オシムと、スペシャリストと、ポリバレンスと(2)

モチはモチ屋!


 dorogubaさんトータルフットボールさん酩酊さんのところで三者三様のトータルフットボール論が行われていて、面白い。


 第三者的な感想を述べると、「トータルフットボール」への視線としてはdorogubaさんに賛成です。

http://doroguba.at.webry.info/200610/article_7.html
ただ、現状では私が良いと思うサッカーでは基本となるポジションがあり、基本的にはそのオリジナルのポジションで能力を最大限に発揮できると思ってますし、ポジションチェンジは当然しますが、それはあくまで「数的にも個人の力量的にも」リスクを冒すものであり、その危機を承知で実行するものであると思う次第です。


 この記述に、まったく同感です。


 この記述にそった例を出すと、例えば坪井慶介が右サイドを上がって、2シャドー右の佐藤寿人を追い越した。しかしボールは奪われ、そのまま坪井が2シャドー右に入り、佐藤寿人が右サイドハーフにの位置に入ったとする。で、再びボールを奪ったとき、カウンターから坪井が相手DFラインの裏に走る……いったい、誰がこのシーンで得点を期待するのか(笑)? 所詮どこまでいってもCBはCBだし、FWはFW。モチはモチ屋です。完全なるポジションレスサッカーは、絵に描いたモチだと思います。だから、選手は「本来のポジション」に戻るのが正解だと思う。

高さ対策はどうするのか?


「トータルフットボールの理想」がどうであるとかは、現実に即して語られるべき。「日本代表にとって最適かどうか」が問題。ガーナ戦に関しては急造DFラインでよくやったけれども、2シャドーを相手SBにマンマークでつける、マーカーに合わせて駒野や三都主が逆サイドまでついていくやり方は「相手に合わせ過ぎ」と感じるので、反対です。それがポリバレントだろうがトータルフットボールであろうが。


 もしあのやり方を良しとするなら、選手は常にオリジナルポジションより大小なりとも違う場所で守備をし、バランスを取り直すために腐心し、攻撃に切り替われば数的優位を作るために「走れ、走れ」となる。それでは結局走れなくなったら負ける。ポジションを崩すのは攻撃において数的優位を作るため、主導権を握るためであって、相手に主導権を渡すためではない


 僕はガーナ戦のチームより、田中マルクス闘莉王坪井慶介(まぁ坪井じゃなくても良いけど…)が真ん中にいて、そのカバーに鈴木啓太が入るほうが守備は堅いと思う。というのは、ガーナはヨコのスピードはあったけど、高さはなかった。ガーナ戦の布陣では、ハイボールを放り込まれた時にまったく跳ね返せなくなる。日本がこれまで抱え続けていた課題が露出し、ポリバレントもクソもなくなる。
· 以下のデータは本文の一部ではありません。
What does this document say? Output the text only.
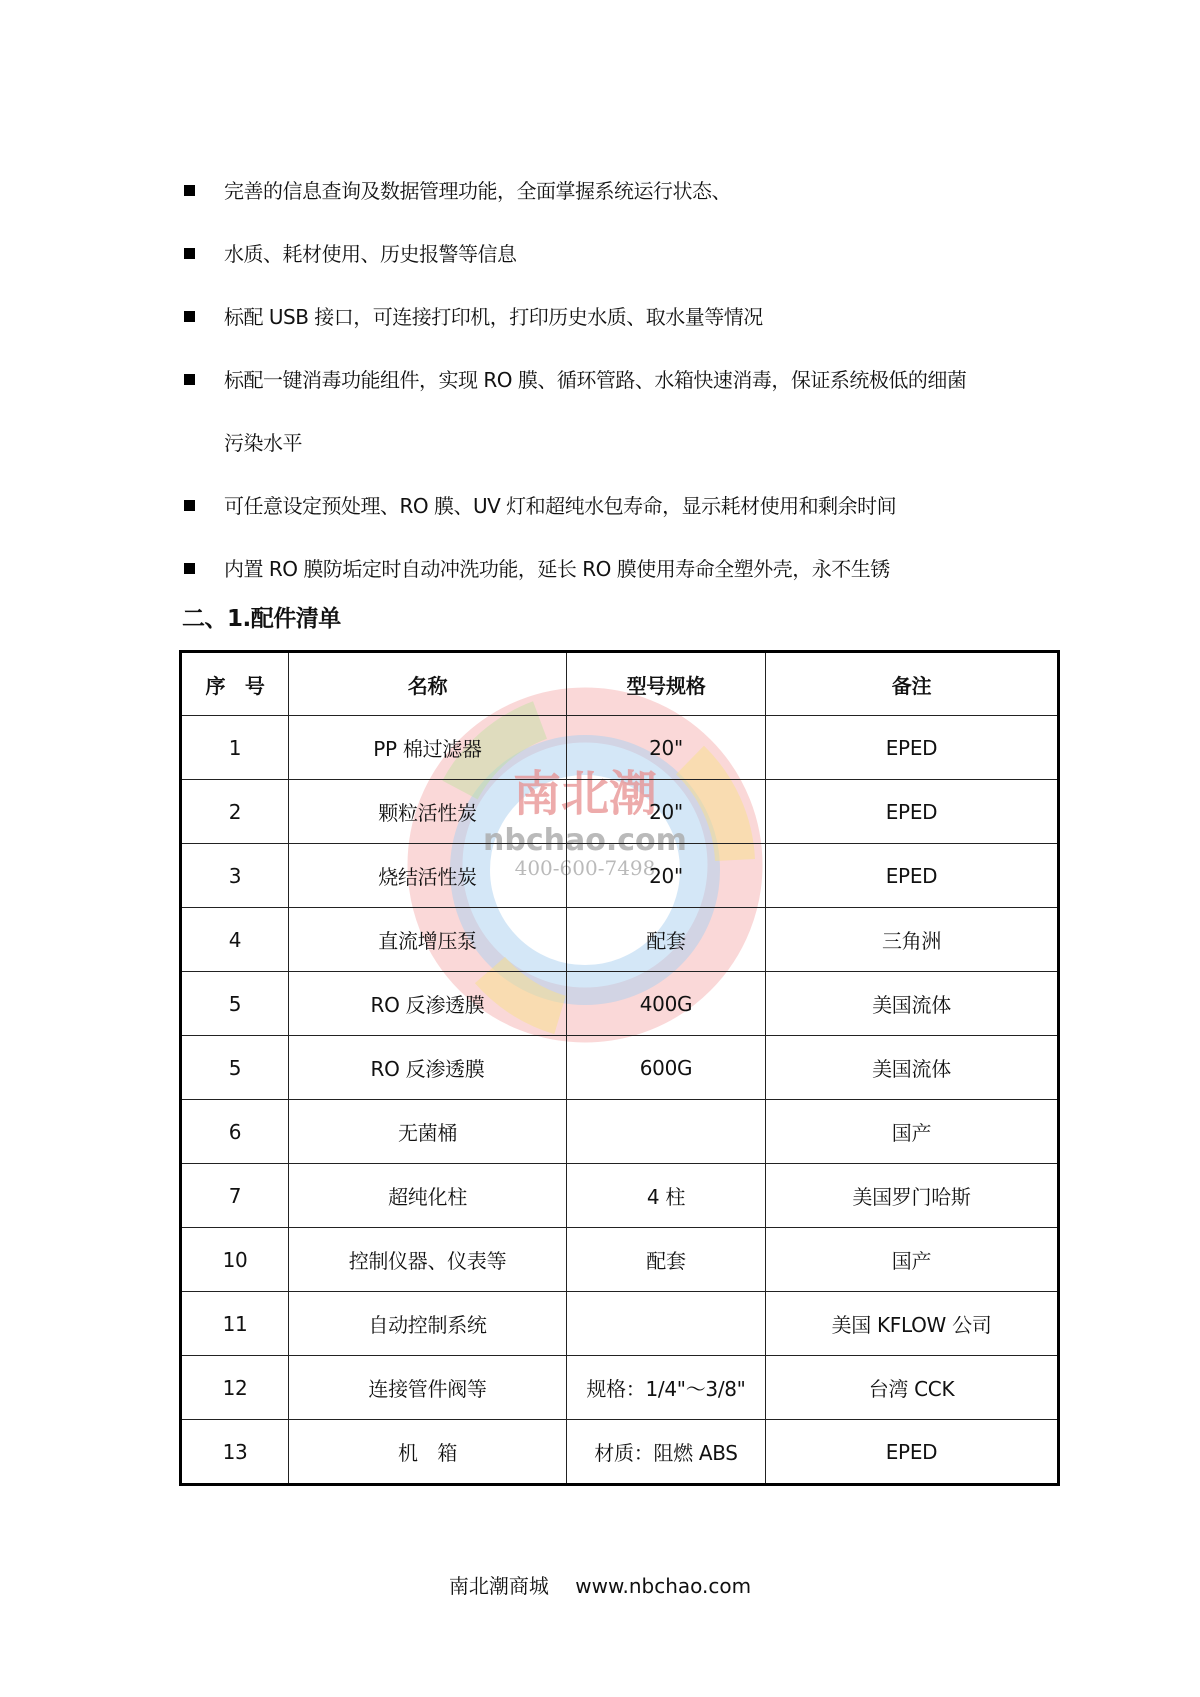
完善的信息查询及数据管理功能，全面掌握系统运行状态、
水质、耗材使用、历史报警等信息
标配 USB 接口，可连接打印机，打印历史水质、取水量等情况
标配一键消毒功能组件，实现 RO 膜、循环管路、水箱快速消毒，保证系统极低的细菌
污染水平
可任意设定预处理、RO 膜、UV 灯和超纯水包寿命，显示耗材使用和剩余时间
内置 RO 膜防垢定时自动冲洗功能，延长 RO 膜使用寿命全塑外壳，永不生锈
二、1.配件清单
南北潮
nbchao.com
400-600-7498
序　号	名称	型号规格	备注
1	PP 棉过滤器	20"	EPED
2	颗粒活性炭	20"	EPED
3	烧结活性炭	20"	EPED
4	直流增压泵	配套	三角洲
5	RO 反渗透膜	400G	美国流体
5	RO 反渗透膜	600G	美国流体
6	无菌桶		国产
7	超纯化柱	4 柱	美国罗门哈斯
10	控制仪器、仪表等	配套	国产
11	自动控制系统		美国 KFLOW 公司
12	连接管件阀等	规格：1/4"～3/8"	台湾 CCK
13	机　箱	材质：阻燃 ABS	EPED
南北潮商城 www.nbchao.com
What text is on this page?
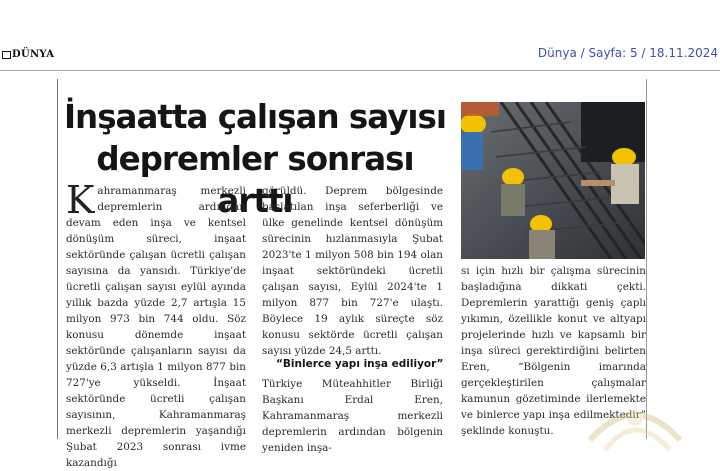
DÜNYA	Dünya / Sayfa: 5 / 18.11.2024
İnşaatta çalışan sayısı
depremler sonrası arttı

Kahramanmaraş merkezli depremlerin ardından devam eden inşa ve kentsel dönüşüm süreci, inşaat sektöründe çalışan ücretli çalışan sayısına da yansıdı. Türkiye'de ücretli çalışan sayısı eylül ayında yıllık bazda yüzde 2,7 artışla 15 milyon 973 bin 744 oldu. Söz konusu dönemde inşaat sektöründe çalışanların sayısı da yüzde 6,3 artışla 1 milyon 877 bin 727'ye yükseldi. İnşaat sektöründe ücretli çalışan sayısının, Kahramanmaraş merkezli depremlerin yaşandığı Şubat 2023 sonrası ivme kazandığı

görüldü. Deprem bölgesinde başlatılan inşa seferberliği ve ülke genelinde kentsel dönüşüm sürecinin hızlanmasıyla Şubat 2023'te 1 milyon 508 bin 194 olan inşaat sektöründeki ücretli çalışan sayısı, Eylül 2024'te 1 milyon 877 bin 727'e ulaştı. Böylece 19 aylık süreçte söz konusu sektörde ücretli çalışan sayısı yüzde 24,5 arttı.

“Binlerce yapı inşa ediliyor”

Türkiye Müteahhitler Birliği Başkanı Erdal Eren, Kahramanmaraş merkezli depremlerin ardından bölgenin yeniden inşa-

sı için hızlı bir çalışma sürecinin başladığına dikkati çekti. Depremlerin yarattığı geniş çaplı yıkımın, özellikle konut ve altyapı projelerinde hızlı ve kapsamlı bir inşa süreci gerektirdiğini belirten Eren, “Bölgenin imarında gerçekleştirilen çalışmalar kamunun gözetiminde ilerlemekte ve binlerce yapı inşa edilmektedir” şeklinde konuştu.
 そして中東勢やオーストラリアが武器にするのは高さ。実際、昨年のドイツW杯アジア最終予選でも、アウエーでイランに奪われた決勝点はクロスに加地が対応し切れなかったことが原因でした。アジア予選を考えると、「ハイクロスへの対応」というファクターは無視できない。今回の親善試合にしても、ガーナを選んだことが成功といえるかどうか。あの手の戦いをしてくるチームは、アジア予選にはいないアジアカップに向けた対策として捉えるなら、当初予定されていたパラグアイやイランといった方が理にかなった相手だったのかもしれません

あせらず、じっくりと。


 まあ何にしても、もう少し待つべきでしょう。インド戦のメンバーはガーナ戦と同じで行くそうですが、じゃあこれが「トータルフットボール」や「ポリバレント」の証明なのか。今後闘莉王と坪井と加地は選ばれないのか。そんなことはないでしょう。単にガーナ戦の出来と日程と、インドなんて彼ら3人抜きでもやれるだろ、という話でしかない気がするんです。


 今後も、代表チームはJリーグ、ナビスコ、ACLやA3など日程に振り回され続けるでしょう。そこに海外組も加わってくればさらに日程は複雑になる。その中で「線」的な強化を行っていず、さらにオシムの言う「まずは相手がどう来るかだ」という言葉を加味すれば、少なくとも親善試合は「ずっとスペシャルチームが続く」とさえ思えてくる。


 しかし、目的はまず「W杯アジア予選をどう勝ち抜くか」。オシムがアジアの事情に精通しているかどうかは、まだ分からない。われわれは目先の試合に眼を奪われず、本来の目的に向けて正しい強化が行われているかどうかを、じっくりと見ていくことが必要ではないでしょうか。